Do you know your talent as well as you think you do?

When it comes to companies’ talent processes, are they focusing on the right things? To answer this question, we spoke to a wide range of talented individuals at different stages in their careers and senior HR people. This gave us the chance to really explore what talented individuals want from their employer, to test if there are any differences by group, eg sector, stage of life, gender etc, and to understand what organisations are offering their talented individuals.

Our findings reveal a serious mismatch between what talented individuals want, what organisations think they want, and what organisations offer them. In fact, there was only a 45% alignment between the wants and needs of talented individuals and the organisation’s offer. So it’s clear organisations don’t know their talent as well as they think they do.

How to give talented individuals what they want

We think great talent management is all about differentiating the offer for various groups of talented employees. The best results come from a personalised approach, with tailored employee value propositions (EVPs) for individuals who are your organisation’s main source of competitive advantage. In other words, giving talented individuals what they really want. And this approach delivers results.

By adopting talent segmentation – a more strategic and personalised approach to talent management – your organisation can improve bottom-line performance. Research shows organisations who segment their talent pool, eg by type of talent, and differentiate development for these individuals show greater levels of total shareholder return than organisations that don’t.

The journey to talent segmentation

Talent segmentation is a practical and simple way for you to introduce a greater degree of differentiation into your talent processes. Specifically, it can help you:

  • choose who to focus on (key value-generating talent) and to create definitions for these different populations of talent
  • really understand what the talented individuals within each population want from their relationship with your organisation.

We break the talent segmentation process into six key steps.

Step 1: Focus

Your talent management processes should be informed by your strategic direction. So your organisation needs to be clear on its source of competitive advantage and what the current market conditions are. Being clear about how you compete as an organisation, eg on service, product or operational excellence, and understanding whether or not your current market conditions are steady, volatile or even game changing, will help you identify the type(s) of talent that will make the most difference to your organisation.

Step 2: Define

Moving away from the assumption that talent is just about leadership, the next step is to look at the type(s) of talent that will enable your organisation to deliver value in the future. This means prioritising the various capabilities the organisation will require. While leadership talent will be needed in all contexts, other types will be specific to your source of competitive advantage and market conditions.

Step 3: Refresh

Having worked out the type of talent that really drives success, develop the processes and tools to identify these individuals among the employee population. Approaches such as the nine-box grid often focus primarily on ‘future leadership talent’ and sideline the important conversations about what’s going to be done to engage and develop the most valued individuals.
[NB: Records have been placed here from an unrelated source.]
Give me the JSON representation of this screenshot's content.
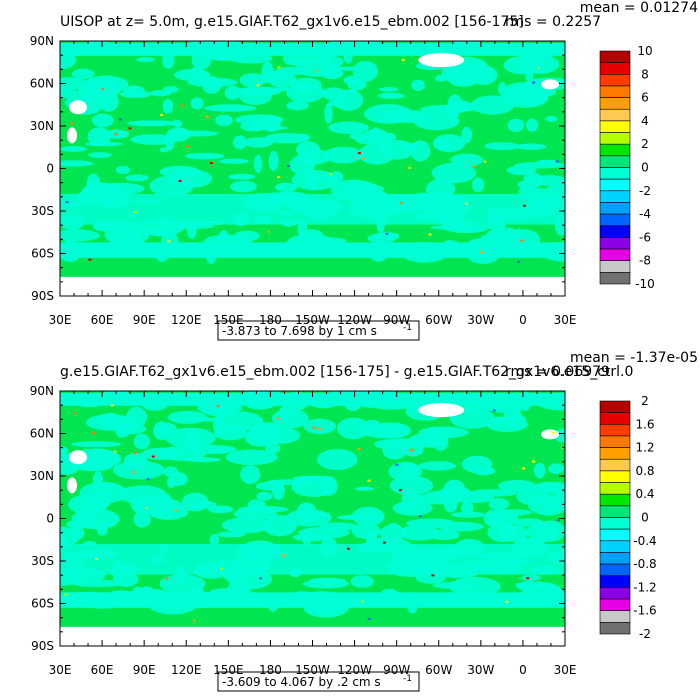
{
  "chart_data": [
    {
      "type": "heatmap",
      "title": "UISOP at z=   5.0m, g.e15.GIAF.T62_gx1v6.e15_ebm.002 [156-175]",
      "mean_text": "mean = 0.01274",
      "rms_text": "rms = 0.2257",
      "range_text": "-3.873 to 7.698 by 1 cm s",
      "range_sup": "-1",
      "x_ticks": [
        "30E",
        "60E",
        "90E",
        "120E",
        "150E",
        "180",
        "150W",
        "120W",
        "90W",
        "60W",
        "30W",
        "0",
        "30E"
      ],
      "y_ticks": [
        "90N",
        "60N",
        "30N",
        "0",
        "30S",
        "60S",
        "90S"
      ],
      "legend_levels": [
        "10",
        "8",
        "6",
        "4",
        "2",
        "0",
        "-2",
        "-4",
        "-6",
        "-8",
        "-10"
      ],
      "legend_colors": [
        "#b40000",
        "#e60000",
        "#ff3c00",
        "#ff7800",
        "#ffa000",
        "#ffc850",
        "#ffff00",
        "#b4ff00",
        "#00e600",
        "#00e678",
        "#00ffd2",
        "#00ffff",
        "#00d2ff",
        "#00a0ff",
        "#0064ff",
        "#0000ff",
        "#8c00e6",
        "#e600e6",
        "#c8c8c8",
        "#707070"
      ],
      "dominant_fill": "#00e650",
      "secondary_fill": "#00ffd7",
      "grid": false,
      "legend": "right"
    },
    {
      "type": "heatmap",
      "title": "g.e15.GIAF.T62_gx1v6.e15_ebm.002 [156-175] - g.e15.GIAF.T62_gx1v6.e15_ctrl.0",
      "mean_text": "mean = -1.37e-05",
      "rms_text": "rms = 0.06979",
      "range_text": "-3.609 to 4.067 by .2 cm s",
      "range_sup": "-1",
      "x_ticks": [
        "30E",
        "60E",
        "90E",
        "120E",
        "150E",
        "180",
        "150W",
        "120W",
        "90W",
        "60W",
        "30W",
        "0",
        "30E"
      ],
      "y_ticks": [
        "90N",
        "60N",
        "30N",
        "0",
        "30S",
        "60S",
        "90S"
      ],
      "legend_levels": [
        "2",
        "1.6",
        "1.2",
        "0.8",
        "0.4",
        "0",
        "-0.4",
        "-0.8",
        "-1.2",
        "-1.6",
        "-2"
      ],
      "legend_colors": [
        "#b40000",
        "#e60000",
        "#ff3c00",
        "#ff7800",
        "#ffa000",
        "#ffc850",
        "#ffff00",
        "#b4ff00",
        "#00e600",
        "#00e678",
        "#00ffd2",
        "#00ffff",
        "#00d2ff",
        "#00a0ff",
        "#0064ff",
        "#0000ff",
        "#8c00e6",
        "#e600e6",
        "#c8c8c8",
        "#707070"
      ],
      "dominant_fill": "#00e650",
      "secondary_fill": "#00ffd7",
      "grid": false,
      "legend": "right"
    }
  ]
}
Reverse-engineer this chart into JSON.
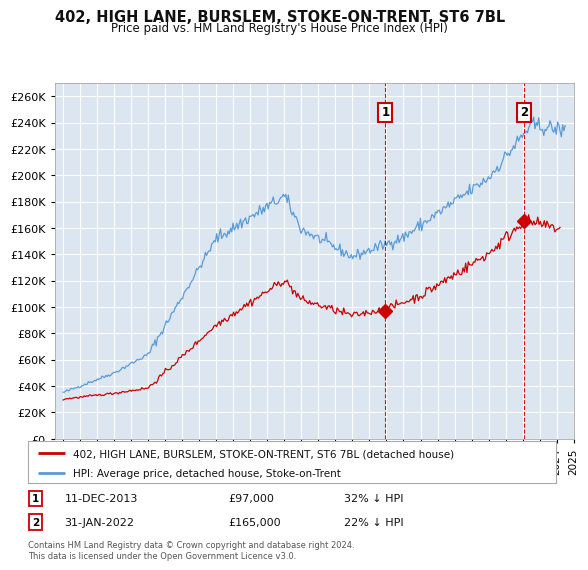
{
  "title": "402, HIGH LANE, BURSLEM, STOKE-ON-TRENT, ST6 7BL",
  "subtitle": "Price paid vs. HM Land Registry's House Price Index (HPI)",
  "ylim": [
    0,
    270000
  ],
  "yticks": [
    0,
    20000,
    40000,
    60000,
    80000,
    100000,
    120000,
    140000,
    160000,
    180000,
    200000,
    220000,
    240000,
    260000
  ],
  "background_color": "#ffffff",
  "plot_bg_color": "#dce6f1",
  "grid_color": "#ffffff",
  "purchase1": {
    "date_num": 2013.94,
    "price": 97000,
    "label": "1",
    "date_str": "11-DEC-2013",
    "pct": "32% ↓ HPI"
  },
  "purchase2": {
    "date_num": 2022.08,
    "price": 165000,
    "label": "2",
    "date_str": "31-JAN-2022",
    "pct": "22% ↓ HPI"
  },
  "legend_entry1": "402, HIGH LANE, BURSLEM, STOKE-ON-TRENT, ST6 7BL (detached house)",
  "legend_entry2": "HPI: Average price, detached house, Stoke-on-Trent",
  "footer": "Contains HM Land Registry data © Crown copyright and database right 2024.\nThis data is licensed under the Open Government Licence v3.0.",
  "red_color": "#cc0000",
  "blue_color": "#5b9bd5",
  "fill_color": "#c5d9f1",
  "vline_color": "#cc0000",
  "xlim_left": 1994.5,
  "xlim_right": 2025.0,
  "xticks_start": 1995,
  "xticks_end": 2025
}
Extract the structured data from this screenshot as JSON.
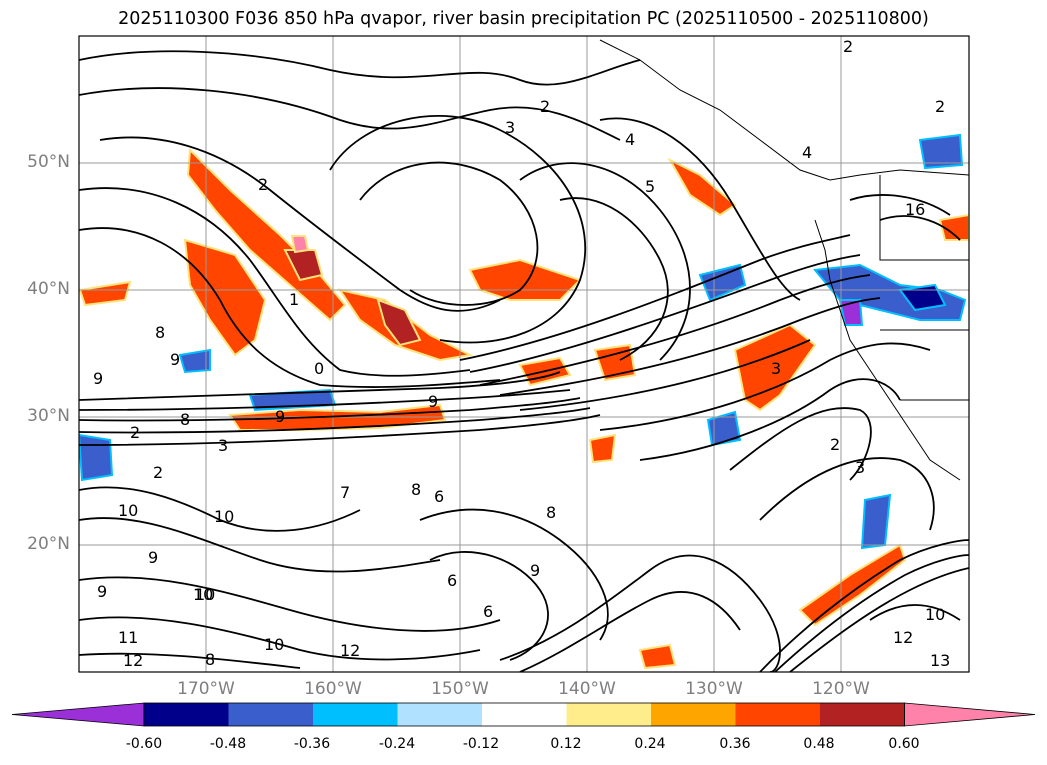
{
  "title": "2025110300 F036 850 hPa qvapor, river basin precipitation PC (2025110500 - 2025110800)",
  "lat_labels": [
    "50°N",
    "40°N",
    "30°N",
    "20°N"
  ],
  "lon_labels": [
    "170°W",
    "160°W",
    "150°W",
    "140°W",
    "130°W",
    "120°W"
  ],
  "colorbar": {
    "tick_labels": [
      "-0.60",
      "-0.48",
      "-0.36",
      "-0.24",
      "-0.12",
      "0.12",
      "0.24",
      "0.36",
      "0.48",
      "0.60"
    ],
    "colors": [
      "#9b30d9",
      "#00008b",
      "#3a5fcd",
      "#00bfff",
      "#b0e2ff",
      "#ffffff",
      "#ffec8b",
      "#ffa500",
      "#ff4500",
      "#b22222",
      "#ff82ab"
    ]
  },
  "contour_labels": [
    "2",
    "3",
    "4",
    "5",
    "2",
    "2",
    "1",
    "0",
    "8",
    "9",
    "9",
    "8",
    "2",
    "3",
    "9",
    "10",
    "10",
    "9",
    "9",
    "11",
    "12",
    "2",
    "8",
    "10",
    "12",
    "10",
    "6",
    "6",
    "9",
    "8",
    "9",
    "6",
    "7",
    "10",
    "2",
    "3",
    "2",
    "3",
    "4",
    "16",
    "10",
    "12",
    "13",
    "8"
  ]
}
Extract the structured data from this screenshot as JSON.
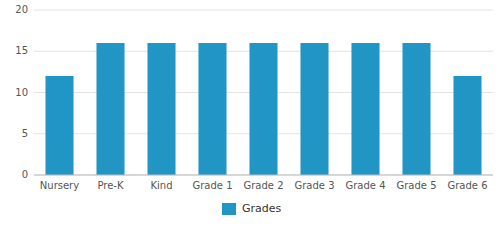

Taking a differentiated approach to talent management means you consider not just performance and potential, but also who the value generators are and the actions to take with each type of talent.

Step 4: Group

Once you have established your definitions of talent and identified the people who meet the criteria, you should get to know them and find out what they want from their relationship with the organisation. Our research led to us identifying six ‘talent interest groups’, each with shared needs and wants. Identifying the six talent interest groups in your organisation will allow you to get to the root of what talent wants and create a more tailored value proposition.

Step 5: Align

Once individuals are assigned to talent interest groups, the next step is to align the EVP with their interests. For instance, tailoring the compensation, benefits, development and working environment these individuals receive, based on the talent interest groups they’re in. In addition, you’ll need to know the current challenges your talented individuals face and consider the future when you think about the type of experience you want to create for them.

Step 6: Accelerate

We’ve found organisations that have programmes to accelerate the development of talented individuals see a clear return on investment for their efforts – a total shareholder return up to 25% higher than organisations that don’t have such programmes in place.